Jennifer LaRocco, GrayRobinson, P.A.
From the County Commission Chambers to the streets and sidewalks of Tampa, Government and Transportation Day gave our class in-depth (and hands on) perspectives on both the obstacles and the opportunities facing Tampa Bay as our local governments grapple with one of the area’s most stubborn challenges – transportation. To round the day out, our friends from LT ’17 brought us goats…
The day began at the Chamber with presentations from Hillsborough County Commissioner Sandy Murman (Chair, District 1) and Tampa City Council Member Luis Viera (District 7). Commissioner Murman began by putting today’s transportation discussion into historical context; Hillsborough County has more than 50 transportation plans in the last 25 years. For current plans to have a chance, we will need to overcome the biggest challenges facing any plan, where to find funding and how to convince constituents to buy in. Commissioner Murman’s approach is to focus on phased implementation building on achievable goals, from expanding ridership on existing modes of transportation like HART to building feeder connections like a link between USF and downtown. Property tax revenues alone simply will not be enough to get Tampa Bay the transportation system it wants. For that, we will need business investment and taxpayer buy-in. Meeting those challenges is crucial because a functional transportation system is a key component to economic development for the region.
Council Member Viera focused on the role that local government plays in our lives, not only in transportation but in a host of challenges and opportunities. As the most accessible level of government, local governments can be more responsive to the individual needs of their communities. From funding local rec centers to bringing the Warrior Games to Tampa, he described ways that local governments can respond to what their constituents tell them is important. As he put it, “if you put ideas out, people will listen.”
Heading over to the Hillsborough County Center, we got a chance to see the funding problem for ourselves. In an informal class poll by the Metropolitan Planning Organization (MPO) on transportation goals, we promptly voted in favor of improvements carrying a $9 billion price tag – well in excess of our $500 million budget.
We also heard about another aspect of the transportation problem – safety. Florida leads the country in traffic deaths, with Hillsborough County often leading the state. We learned about Vision Zero, a multi-national road traffic safety project that aims to achieve a transportation system with no fatalities or serious injuries involving road traffic. Here in Hillsborough County, Vision Zero is focusing on low-cost, quick-to-implement projects developed as neighborhood-based solutions to tackle this problem. Next, we heard from WalkWise, which provides pedestrian safety education to citizens, and we all took the WalkWise pledge to be safe and to share what we learned with others. (This pledge would soon be tested when we got to the goats, but we didn’t know that just yet…)
Next up was lunch at the University Club, where Dr. Susan MacManus of USF spoke to us about how local government works and how we interact with it. Two out of three people say government is “not functional”, and more than 70% say it is “the worst ever.” But while respondents in these polls were likely thinking about dysfunction at the federal level when they gave those answers, it is local governments that provide the most daily services to citizens. Despite that daily presence, local government receives the least focus in civics education, which can result in citizens not knowing how to interact with the level of government that impacts them the most. Education is important for another reason, Florida is now more representative of overall U.S. demographics than any other state. Contrary to the state’s snowbird and retiree reputation, millennials and Gen X’ers combined now make up more than half of all registered voters, and 27% of those voters are registered as NPA or independent. All of this gives Floridians, particularly along the Tampa-Orlando corridor, considerable political clout and makes it that much more important that Tampa voters and taxpayers understand exactly how government works and how projects get funded.

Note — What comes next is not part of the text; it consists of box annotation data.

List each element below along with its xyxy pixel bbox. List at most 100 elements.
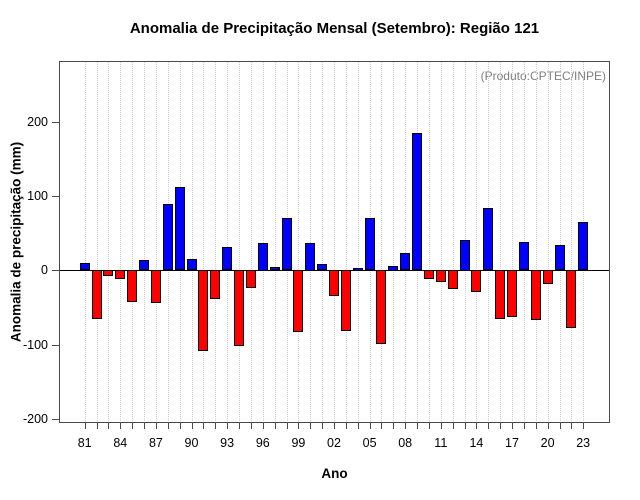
x-tick-1988 [167, 423, 169, 429]
y-tick-label--100: -100 [22, 337, 48, 352]
gridline-2012 [452, 61, 454, 423]
gridline-1994 [239, 61, 240, 423]
bar-1984 [115, 270, 126, 279]
x-tick-2001 [322, 423, 324, 429]
bar-1982 [91, 270, 102, 319]
bar-2010 [423, 270, 434, 279]
bar-2020 [542, 270, 553, 285]
bar-2007 [388, 266, 399, 271]
x-tick-1985 [132, 423, 134, 429]
gridline-2001 [322, 61, 324, 423]
x-tick-label-2002: 02 [327, 436, 341, 450]
gridline-2000 [310, 61, 312, 423]
x-tick-label-2020: 20 [540, 436, 555, 450]
gridline-1991 [203, 61, 205, 423]
bar-1996 [257, 243, 268, 271]
x-tick-1994 [239, 423, 240, 429]
gridline-2003 [345, 61, 347, 423]
x-tick-1998 [286, 423, 288, 429]
x-tick-label-2023: 23 [576, 436, 591, 450]
gridline-1985 [132, 61, 134, 423]
x-tick-2004 [357, 423, 359, 429]
chart-title: Anomalia de Precipitação Mensal (Setembr… [129, 20, 540, 37]
y-tick--200 [52, 419, 59, 420]
x-tick-1986 [144, 423, 146, 429]
x-tick-label-2011: 11 [434, 436, 448, 450]
y-tick-0 [52, 270, 59, 272]
x-tick-1999 [298, 423, 300, 429]
bar-2001 [317, 263, 328, 271]
gridline-2002 [334, 61, 335, 423]
x-tick-2003 [345, 423, 347, 429]
bar-2022 [566, 270, 577, 329]
bar-1986 [139, 260, 150, 271]
y-tick-label-100: 100 [27, 189, 48, 204]
x-tick-1989 [179, 423, 181, 429]
x-tick-2012 [452, 423, 454, 429]
gridline-1984 [120, 61, 122, 423]
x-tick-label-1981: 81 [77, 436, 92, 450]
gridline-2019 [535, 61, 537, 423]
gridline-1990 [191, 61, 193, 423]
x-tick-1995 [250, 423, 252, 429]
gridline-1999 [298, 61, 300, 423]
x-tick-label-2005: 05 [362, 436, 377, 450]
x-tick-label-1987: 87 [148, 436, 163, 450]
x-tick-2016 [500, 423, 502, 429]
gridline-2008 [405, 61, 407, 423]
x-tick-1982 [96, 423, 98, 429]
x-tick-2005 [369, 423, 371, 429]
bar-2016 [495, 270, 506, 319]
x-tick-label-2017: 17 [505, 436, 519, 450]
x-tick-1991 [203, 423, 205, 429]
x-tick-2006 [381, 423, 383, 429]
x-tick-2002 [334, 423, 335, 429]
bar-2011 [435, 270, 446, 283]
bar-1993 [222, 246, 233, 271]
gridline-1997 [274, 61, 276, 423]
x-tick-2021 [559, 423, 561, 429]
gridline-2017 [512, 61, 513, 423]
gridline-1986 [144, 61, 146, 423]
bar-2014 [471, 270, 482, 292]
x-tick-1984 [120, 423, 122, 429]
x-tick-2000 [310, 423, 312, 429]
bar-1994 [234, 270, 244, 347]
x-tick-label-1993: 93 [220, 436, 235, 450]
x-tick-2009 [417, 423, 419, 429]
gridline-2007 [393, 61, 395, 423]
x-tick-1990 [191, 423, 193, 429]
gridline-1982 [96, 61, 98, 423]
gridline-1983 [108, 61, 110, 423]
bar-1985 [127, 270, 138, 302]
gridline-1992 [215, 61, 217, 423]
bar-2018 [518, 242, 529, 271]
x-tick-label-1999: 99 [291, 436, 306, 450]
x-tick-2015 [488, 423, 490, 429]
gridline-2006 [381, 61, 383, 423]
gridline-1996 [262, 61, 264, 423]
gridline-2022 [571, 61, 573, 423]
x-tick-2010 [428, 423, 430, 429]
x-tick-2011 [440, 423, 442, 429]
bar-2008 [400, 253, 411, 271]
y-tick--100 [52, 344, 59, 346]
gridline-2011 [440, 61, 442, 423]
bar-1987 [150, 270, 161, 304]
x-tick-1981 [84, 423, 86, 429]
x-tick-label-2008: 08 [398, 436, 413, 450]
gridline-2004 [357, 61, 359, 423]
bar-2017 [507, 270, 517, 318]
x-tick-1992 [215, 423, 217, 429]
gridline-2010 [428, 61, 430, 423]
bar-2019 [530, 270, 541, 321]
bar-2000 [305, 243, 316, 271]
x-tick-1996 [262, 423, 264, 429]
bar-2004 [352, 267, 363, 271]
gridline-2014 [476, 61, 478, 423]
gridline-1993 [227, 61, 229, 423]
y-tick-label-0: 0 [41, 263, 48, 278]
x-tick-2007 [393, 423, 395, 429]
y-tick-label-200: 200 [27, 114, 48, 129]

After lunch, we heard from our transportation panel, which included representatives from HART, the Hillsborough County MPO, Tampa Bay Area Regional Transportation Authority (TBARTA) and FDOT. Almost all of the panelists pointed once again to funding as one of the main challenges facing any transportation plan. Other common themes included the need for regional solutions and cooperation, a focus on transit being about moving people (not necessarily cars) and implementation of new technologies. The panel also called on businesses, which are largely impacted by transportation problems, to be louder voices in the transportation debate and to foster greater education within the business community regarding available solutions. The panelists noted that the discussion about transportation is not a “postcard argument”, it isn’t simple, and there is no single fix. TampaBayNext.com is a great resource to find out more about the current plans and to find ways to get educated and get involved.
And then came the goats. From the hallowed heights of the University Club, we hit the streets in The Amazing Race – Tampa Edition. Challenged to visit pit stops, including Ybor City, Harbour Island and UT (who knew there were two cannons?!), each team had to use at least seven different modes of transportation during the race. We walked, biked, taxied, Uber’ed, and hopped on buses, trolleys, water taxis and Tampa’s own Downtowner enjoying the fun and feeling the frustration that the different modes had to offer. While we couldn’t all win, we did all gain an appreciation for new and different ways of getting around our own City of Tampa. That, and we got to hug goats. All in a day’s work for LT ’18!